At A Little Farm and Nursery on Kent Island, owner Christy Little said she’s seen the same rising trend of more folks buying more and more palms.
For her, the seasonal drops in temperature mean her outdoor paradise just becomes an indoor one.
“Luckily I have one room that has higher ceilings,” she said with a laugh.
The farm also uses a hoop house with a pellet stove that keeps the other tropicals well and warm through the winter.
Little sells a variety of tropical plants, including several species of palm trees, as well as fresh eggs, fruit and more.
She said a palm tree sells for about $50 to $100 and up.
“It costs a considerable amount of money, and obviously in this day and age, you don’t want to throw your money out when the cold comes and your tree dies,” she said. “There are a few that are hardy here. For the most part, the big coconut palms and the ones we envision in that tropical paradise, they are not hardy here.”
Baxter described the new business aiming to meet that need as a kind of lease where people or businesses can buy palms for the summer season and then sell them back, so Baxter can provide them with the care, space and warmth needed to overwinter.

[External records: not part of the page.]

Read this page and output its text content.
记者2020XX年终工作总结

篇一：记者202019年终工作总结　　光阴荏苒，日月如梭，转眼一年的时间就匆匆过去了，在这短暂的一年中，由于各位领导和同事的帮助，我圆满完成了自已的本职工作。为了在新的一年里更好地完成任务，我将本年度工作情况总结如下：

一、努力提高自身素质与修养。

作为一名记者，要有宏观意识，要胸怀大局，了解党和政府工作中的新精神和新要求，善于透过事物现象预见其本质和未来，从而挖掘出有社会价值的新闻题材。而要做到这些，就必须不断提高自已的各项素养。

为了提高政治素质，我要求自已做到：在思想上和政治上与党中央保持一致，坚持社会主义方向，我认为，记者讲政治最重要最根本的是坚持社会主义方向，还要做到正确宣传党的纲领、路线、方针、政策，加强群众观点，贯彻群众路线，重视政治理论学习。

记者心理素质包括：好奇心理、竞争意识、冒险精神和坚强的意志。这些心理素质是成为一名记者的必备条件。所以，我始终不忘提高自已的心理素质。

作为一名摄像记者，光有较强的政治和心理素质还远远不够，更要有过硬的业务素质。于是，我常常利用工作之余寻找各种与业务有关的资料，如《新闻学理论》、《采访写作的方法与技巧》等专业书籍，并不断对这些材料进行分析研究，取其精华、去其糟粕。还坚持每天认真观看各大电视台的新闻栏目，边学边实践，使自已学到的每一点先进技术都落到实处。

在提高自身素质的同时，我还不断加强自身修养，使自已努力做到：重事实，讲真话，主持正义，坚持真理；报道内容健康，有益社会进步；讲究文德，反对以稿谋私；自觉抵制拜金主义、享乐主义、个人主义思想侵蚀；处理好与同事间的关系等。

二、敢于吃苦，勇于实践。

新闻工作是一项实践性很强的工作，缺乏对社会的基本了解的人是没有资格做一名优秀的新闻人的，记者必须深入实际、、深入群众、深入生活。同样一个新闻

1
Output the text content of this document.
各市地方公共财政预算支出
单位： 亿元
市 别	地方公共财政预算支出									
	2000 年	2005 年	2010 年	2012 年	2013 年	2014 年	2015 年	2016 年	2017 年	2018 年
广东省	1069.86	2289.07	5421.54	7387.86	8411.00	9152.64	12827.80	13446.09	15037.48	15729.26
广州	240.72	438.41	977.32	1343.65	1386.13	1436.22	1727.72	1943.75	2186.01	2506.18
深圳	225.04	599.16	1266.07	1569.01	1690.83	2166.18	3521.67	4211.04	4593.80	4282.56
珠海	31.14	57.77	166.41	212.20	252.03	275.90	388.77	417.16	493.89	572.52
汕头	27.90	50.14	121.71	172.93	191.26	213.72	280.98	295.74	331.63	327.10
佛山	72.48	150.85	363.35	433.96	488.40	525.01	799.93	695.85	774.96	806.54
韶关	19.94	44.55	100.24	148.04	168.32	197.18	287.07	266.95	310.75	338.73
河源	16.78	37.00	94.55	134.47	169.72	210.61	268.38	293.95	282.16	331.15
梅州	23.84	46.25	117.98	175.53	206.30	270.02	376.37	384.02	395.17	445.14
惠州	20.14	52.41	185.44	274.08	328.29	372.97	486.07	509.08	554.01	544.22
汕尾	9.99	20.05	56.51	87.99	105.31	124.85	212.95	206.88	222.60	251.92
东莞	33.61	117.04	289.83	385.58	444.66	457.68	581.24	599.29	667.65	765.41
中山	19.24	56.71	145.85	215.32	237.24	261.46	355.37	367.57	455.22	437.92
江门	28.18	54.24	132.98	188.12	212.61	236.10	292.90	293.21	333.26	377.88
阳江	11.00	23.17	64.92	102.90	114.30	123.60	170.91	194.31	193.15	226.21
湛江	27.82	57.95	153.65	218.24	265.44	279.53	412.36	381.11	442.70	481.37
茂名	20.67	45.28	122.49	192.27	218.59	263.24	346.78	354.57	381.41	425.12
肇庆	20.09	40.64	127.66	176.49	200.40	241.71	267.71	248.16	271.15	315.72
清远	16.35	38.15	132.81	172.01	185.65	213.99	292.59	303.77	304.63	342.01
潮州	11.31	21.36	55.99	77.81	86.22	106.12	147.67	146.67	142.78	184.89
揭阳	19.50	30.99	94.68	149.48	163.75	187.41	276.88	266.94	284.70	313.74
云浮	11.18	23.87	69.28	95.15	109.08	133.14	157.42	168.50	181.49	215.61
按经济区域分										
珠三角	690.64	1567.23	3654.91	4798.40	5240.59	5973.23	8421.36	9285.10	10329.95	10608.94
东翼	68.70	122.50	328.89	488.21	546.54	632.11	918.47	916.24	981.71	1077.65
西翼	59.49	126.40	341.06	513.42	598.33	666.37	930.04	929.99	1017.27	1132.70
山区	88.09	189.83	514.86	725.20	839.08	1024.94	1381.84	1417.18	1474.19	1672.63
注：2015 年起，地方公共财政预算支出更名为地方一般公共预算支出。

And then the process repeats each season.
“We have seen many creative uses of farm properties in recent years in the growing field of agritourism, both in Delaware and nationwide,” said Michael Lewis, a spokesman with the Delaware Department of Agriculture who said the department is unaware of anyone else in the First State doing what Baxter is doing with palm trees. “From you-pick opportunities to farm tours, hay rides, corn mazes and more, we are always excited to see the unique ways First State farmers promote their properties and products.”
In addition to traditional family farming — growing vegetables like corn and soy and raising broiler chickens for Mountaire Farms — the Baxter family has been diversifying its business for at least a decade by first growing ornamental flowers for wholesalers.
“I joke that it was like the poultry industry: They would bring us little, baby flowers and we would grow them into bigger flowers,” Baxter said. “A lot like the poultry industry, but it smelled a lot better.”
Salted Roots first bloomed out of a contract to provide annual flowers like impatiens and begonias to a wholesaler.
When that company’s reliance on contract growers changed, so too did Baxter’s business model.
Baxter still grows those annual flowers, now for more localized markets, but in the offseason ended up with several months of empty greenhouses.
During the winter, those houses now host hundreds of palm trees of various sizes and types.
From plants sitting cozy in three-gallon pots, to 22-footers, Baxter is offering his greenhouse space as a place for these tropical trees to overwinter — and saving their owners the cost of tossing and replacing them next season.
The operation is at the heart of Baxter’s family farm in Stockley, Del., a rural area of Sussex County nestled about halfway between Millsboro and Georgetown.
The biggest challenge so far, Baxter said, has been dealing with recent harsh winters that have led to higher-than-usual heating costs.
He said he relies on propane to heat his greenhouses.
“Nobody grows palm trees around here so we have to learn as we grow,” he said of the unknown challenges that the new, niche business that currently serves just southern Delaware faces in keeping the plants happy and healthy.
They’re one commercial season in and still figuring things out, he said.
“We love what we do and the way that we have diversified our family business,” he said. “The love of us growing is what drives us.”